Wonderful comment! "Judge not lest ye be judged."
I also would have asked her about the Prius that was in a bad accident on the Interstate near Cincinnati, OH a couple of years ago. The car had crushed and the couple was trapped in it. The fire department/EMT's wouldn't use the jaws of life because they couldn't get to the disconnect for the 800v main propulsion battery and there was an electrocution hazard for all concerned. It took them an extra hour to extracate the victims from the vehicle because of this.
What I don't understand is that the tree huggers get their skivvies in a wad with Excursion drivers but pay no attention to pickup and van drivers!
Maybe I need to get a "Proud Member" Sierra Club sticker for the back of my Excursion!
I would never try to justify my ride to anyone. It's nobody business but your own. Tree huggers actual have very little common sense. The best thing about a tree is what can be made with it after it is cut down
I disagree with the stereotypical personas that are associated with the vehicles everyone drives…..
Everyone man who drives a pickup is not an uneducated redneck
Everyone woman who drives a big SUV is not a soccer-mom
Everyone man who drives a Miata convertible is not a fruitcake
But you’ll still have to convince me that everyone who drives a Prius is not an idiot!
Hahahaha. Steve, that is great. Although now we have a picture of you!
I have had to deal with people yelling at me about my choice of vehicles since I started driving. Either I was driving something extravagent (the 20 year old Jaguar that had no heat or AC and that I paid $1000 for of babysitting money I saved up), or I was killing the planet (driving a pickup truck, Excursion, whatever), or just being an outright jerk (all of the above, especially when I provide New York salutes while driving).
Exactly three years ago, I was filling up my Dodge diesel pickup. Some real nerd pulled up in his VW Jetta TDI. He started pumping his fuel and strutted around, thumbs in his belt loops speaking in as absurd of a manner as possible (although sadly it seemed this is actually how he talked) "Yep, TDI... Turbo Diesel Injection... fuel efficient!" I just kinda gave him a look of "Are you high?" and went back to pumping my fuel.
What was going through my head: "Try towing a 12,000 lb trailer, or even a 6,000 lb trailer with your Jetta, like I do most weekends. Furthermore, try doing what I just did, which was drive 750 miles from Indiana to New Jersey with an enormous wardrobe in the bed of the truck to deliver as a Valentine's Day present to my (at the time) girlfriend." We were fueling up after having driven into Manhattan for a nice dinner - so I was wearing my suit and tie with a glove for pumping the diesel.

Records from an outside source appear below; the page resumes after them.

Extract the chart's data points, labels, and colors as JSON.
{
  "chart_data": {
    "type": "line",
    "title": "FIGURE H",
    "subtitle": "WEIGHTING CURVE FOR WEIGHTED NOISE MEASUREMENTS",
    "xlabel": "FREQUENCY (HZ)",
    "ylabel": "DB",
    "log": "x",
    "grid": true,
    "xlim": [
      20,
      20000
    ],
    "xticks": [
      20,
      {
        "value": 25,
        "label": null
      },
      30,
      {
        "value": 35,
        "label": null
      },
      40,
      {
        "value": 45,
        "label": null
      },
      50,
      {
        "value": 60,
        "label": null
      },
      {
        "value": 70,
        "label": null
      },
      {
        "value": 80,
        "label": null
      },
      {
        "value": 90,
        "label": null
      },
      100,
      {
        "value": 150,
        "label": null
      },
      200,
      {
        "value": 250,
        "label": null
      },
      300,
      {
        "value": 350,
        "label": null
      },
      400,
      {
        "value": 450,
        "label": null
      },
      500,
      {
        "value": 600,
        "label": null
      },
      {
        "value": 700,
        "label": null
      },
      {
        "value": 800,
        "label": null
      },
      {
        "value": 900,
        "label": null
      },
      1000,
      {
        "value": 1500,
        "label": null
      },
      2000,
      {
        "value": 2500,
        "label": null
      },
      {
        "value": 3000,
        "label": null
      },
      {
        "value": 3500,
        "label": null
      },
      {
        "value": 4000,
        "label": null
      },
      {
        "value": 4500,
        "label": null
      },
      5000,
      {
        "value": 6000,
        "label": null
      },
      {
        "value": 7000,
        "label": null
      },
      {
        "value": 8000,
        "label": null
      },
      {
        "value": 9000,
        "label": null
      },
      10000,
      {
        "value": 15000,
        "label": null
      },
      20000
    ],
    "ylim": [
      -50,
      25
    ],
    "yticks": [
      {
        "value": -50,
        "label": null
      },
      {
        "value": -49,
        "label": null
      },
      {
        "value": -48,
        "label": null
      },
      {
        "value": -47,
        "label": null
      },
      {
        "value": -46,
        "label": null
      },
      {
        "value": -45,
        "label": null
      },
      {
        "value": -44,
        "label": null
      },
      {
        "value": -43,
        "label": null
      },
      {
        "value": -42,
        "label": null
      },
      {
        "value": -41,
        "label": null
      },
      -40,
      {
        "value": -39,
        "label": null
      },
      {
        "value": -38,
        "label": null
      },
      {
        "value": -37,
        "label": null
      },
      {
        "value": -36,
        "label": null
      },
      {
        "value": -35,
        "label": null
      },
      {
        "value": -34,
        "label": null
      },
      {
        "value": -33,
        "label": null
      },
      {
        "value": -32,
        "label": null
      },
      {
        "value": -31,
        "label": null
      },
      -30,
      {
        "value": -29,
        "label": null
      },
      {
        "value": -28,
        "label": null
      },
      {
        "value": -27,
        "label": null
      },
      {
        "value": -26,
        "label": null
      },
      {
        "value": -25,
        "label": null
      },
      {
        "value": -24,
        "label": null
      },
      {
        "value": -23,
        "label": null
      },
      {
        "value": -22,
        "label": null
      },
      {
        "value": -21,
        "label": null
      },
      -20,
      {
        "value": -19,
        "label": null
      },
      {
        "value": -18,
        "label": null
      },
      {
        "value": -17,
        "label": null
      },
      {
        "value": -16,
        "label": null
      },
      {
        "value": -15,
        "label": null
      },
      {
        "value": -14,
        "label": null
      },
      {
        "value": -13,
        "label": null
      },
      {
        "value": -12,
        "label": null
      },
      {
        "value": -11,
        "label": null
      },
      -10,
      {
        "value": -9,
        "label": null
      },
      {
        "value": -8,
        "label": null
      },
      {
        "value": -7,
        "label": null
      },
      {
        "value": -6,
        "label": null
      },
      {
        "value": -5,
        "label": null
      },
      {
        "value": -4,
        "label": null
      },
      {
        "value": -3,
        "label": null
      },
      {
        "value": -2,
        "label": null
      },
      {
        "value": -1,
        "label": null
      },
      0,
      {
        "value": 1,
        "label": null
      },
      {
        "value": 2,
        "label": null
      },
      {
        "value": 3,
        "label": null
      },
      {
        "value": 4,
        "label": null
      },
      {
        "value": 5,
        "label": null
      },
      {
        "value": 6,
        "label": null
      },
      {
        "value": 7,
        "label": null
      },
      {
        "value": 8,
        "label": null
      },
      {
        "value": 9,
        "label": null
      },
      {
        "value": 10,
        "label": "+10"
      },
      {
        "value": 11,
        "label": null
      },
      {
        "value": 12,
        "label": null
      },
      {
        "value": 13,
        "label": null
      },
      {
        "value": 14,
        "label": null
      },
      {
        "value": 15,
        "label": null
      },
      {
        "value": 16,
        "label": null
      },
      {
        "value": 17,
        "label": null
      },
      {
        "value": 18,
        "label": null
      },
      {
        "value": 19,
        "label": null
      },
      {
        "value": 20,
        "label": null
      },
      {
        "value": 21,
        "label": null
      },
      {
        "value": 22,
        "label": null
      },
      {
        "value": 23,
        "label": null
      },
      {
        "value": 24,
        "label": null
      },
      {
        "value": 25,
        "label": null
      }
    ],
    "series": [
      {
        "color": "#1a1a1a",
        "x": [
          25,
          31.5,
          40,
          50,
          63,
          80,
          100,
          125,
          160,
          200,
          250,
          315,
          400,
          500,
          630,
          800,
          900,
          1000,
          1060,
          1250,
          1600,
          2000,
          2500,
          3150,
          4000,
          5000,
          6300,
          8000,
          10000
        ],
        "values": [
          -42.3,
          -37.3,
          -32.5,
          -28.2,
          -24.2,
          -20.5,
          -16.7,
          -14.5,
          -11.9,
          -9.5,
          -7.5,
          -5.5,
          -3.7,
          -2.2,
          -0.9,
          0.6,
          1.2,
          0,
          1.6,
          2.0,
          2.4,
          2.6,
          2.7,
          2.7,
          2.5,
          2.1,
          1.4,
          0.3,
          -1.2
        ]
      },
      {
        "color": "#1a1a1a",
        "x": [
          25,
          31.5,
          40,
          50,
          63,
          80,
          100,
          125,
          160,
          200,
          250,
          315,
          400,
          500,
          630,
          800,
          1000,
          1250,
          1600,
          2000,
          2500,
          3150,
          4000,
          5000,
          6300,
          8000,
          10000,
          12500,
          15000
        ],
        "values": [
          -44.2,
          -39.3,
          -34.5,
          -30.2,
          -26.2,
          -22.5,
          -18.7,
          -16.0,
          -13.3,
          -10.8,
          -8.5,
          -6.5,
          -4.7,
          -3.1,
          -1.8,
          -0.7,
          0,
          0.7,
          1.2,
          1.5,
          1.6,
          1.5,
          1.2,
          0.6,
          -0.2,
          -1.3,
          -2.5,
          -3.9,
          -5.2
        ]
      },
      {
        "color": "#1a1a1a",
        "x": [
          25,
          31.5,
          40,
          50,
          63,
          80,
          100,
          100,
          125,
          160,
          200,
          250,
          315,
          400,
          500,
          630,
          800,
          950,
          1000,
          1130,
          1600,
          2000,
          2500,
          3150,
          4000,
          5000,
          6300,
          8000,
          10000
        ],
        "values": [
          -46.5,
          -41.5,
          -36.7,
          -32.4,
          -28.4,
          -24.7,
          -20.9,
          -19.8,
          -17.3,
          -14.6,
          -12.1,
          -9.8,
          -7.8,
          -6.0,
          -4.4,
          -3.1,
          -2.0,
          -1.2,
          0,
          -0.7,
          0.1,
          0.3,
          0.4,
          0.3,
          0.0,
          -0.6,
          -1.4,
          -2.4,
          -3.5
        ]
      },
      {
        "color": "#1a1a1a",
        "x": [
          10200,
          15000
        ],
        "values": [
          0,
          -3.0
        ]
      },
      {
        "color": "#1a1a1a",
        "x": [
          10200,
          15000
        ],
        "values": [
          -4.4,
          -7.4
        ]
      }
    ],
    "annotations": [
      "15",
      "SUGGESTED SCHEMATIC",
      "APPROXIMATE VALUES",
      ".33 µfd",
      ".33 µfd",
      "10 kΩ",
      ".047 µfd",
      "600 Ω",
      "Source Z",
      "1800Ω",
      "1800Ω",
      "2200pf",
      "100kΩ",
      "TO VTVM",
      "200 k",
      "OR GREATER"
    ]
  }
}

What none of these people seem to think about is the amount of pollution that goes into producing a new Prius. You're saving a lot of environmental damage by buying ANY used car vs. a new car and keeping it in service longer. But that's a secret that nobody wants you to know, so don't spread the word too much...
Hahahaha. Steve, that is great. Although now we have a picture of you!
Interesting. A picture of me? Are you sure? A large metropolitan police department in Virginia swears I am a 25 year old, 5'8", 140 pound Hispanic male with thick black hair and no mustache. After a jury trial in mid April of 2008 I can tell you how much they have to pay for thinking this.